This week Colorado Governor Bill Ritter filed a ballot initiative petition that, if passed by voters in November, would end a $300 million a year subsidy for oil and gas companies. The property tax deduction for oil companies was originally justified as a way to encourage them to support certain local measures, such as school bonds. Supporters claimed that without the tax break the industry would pay disproportionately more in taxes and thus have an incentive to work against local measures.
But Colorado is the only state that continues to provide such a generous severance tax break to the oil and gas industry. And, as Gov Ritter points out, these companies have an obligation as responsible members of the community to support beneficial local legislation. The state should not subsidize this behavior.
The petition would channel the $300 million savings primarily to college scholarship funding for low-income students and measures that would mitigate the impact of the oil and gas industry on wildlife, transportation and water quality. Oil and gas industry spokespersons, however, claim that companies would be forced to pass on higher prices to consumers. Ritter countered this attack, explaining that Colorado's tiny contribution to world oil supplies will have a negligible impact on prices.

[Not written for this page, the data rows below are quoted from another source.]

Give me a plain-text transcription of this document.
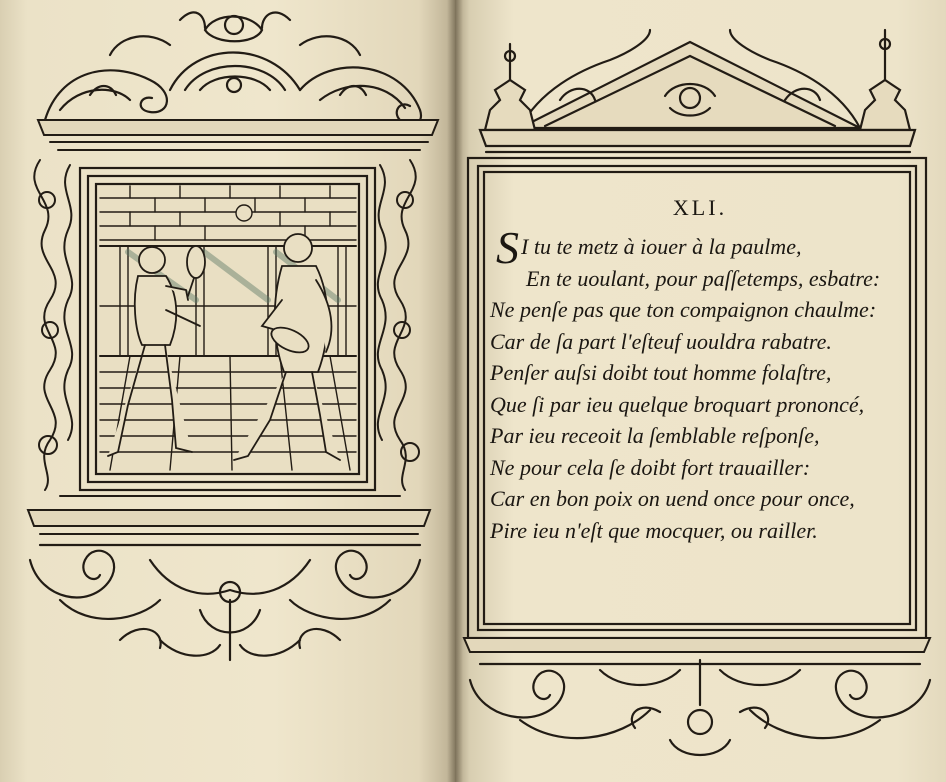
XLI.
S I tu te metz à iouer à la paulme,
En te uoulant, pour paſſetemps, esbatre:
Ne penſe pas que ton compaignon chaulme:
Car de ſa part l'eſteuf uouldra rabatre.
Penſer auſsi doibt tout homme folaſtre,
Que ſi par ieu quelque broquart prononcé,
Par ieu receoit la ſemblable reſponſe,
Ne pour cela ſe doibt fort trauailler:
Car en bon poix on uend once pour once,
Pire ieu n'eſt que mocquer, ou railler.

The oil and gas industry is expected to spend about $20 million in its campaign against the initiative and supporters of the initiative will spend about $5 million. Voters will be asked to choose between continuing to subsidize a booming industry or investing money in Colorado families and wildlife preservation. But as gas prices continue to soar and winter approaches, Colorado voters may fall victim to the threats by oil and gas companies to pass on the burden of the tax. In order for fairness to triumph, the state must adequately educate voters about the $50 million local communities stand to gain for environmental improvements as well as the increase in low-income students' opportunity to attend college.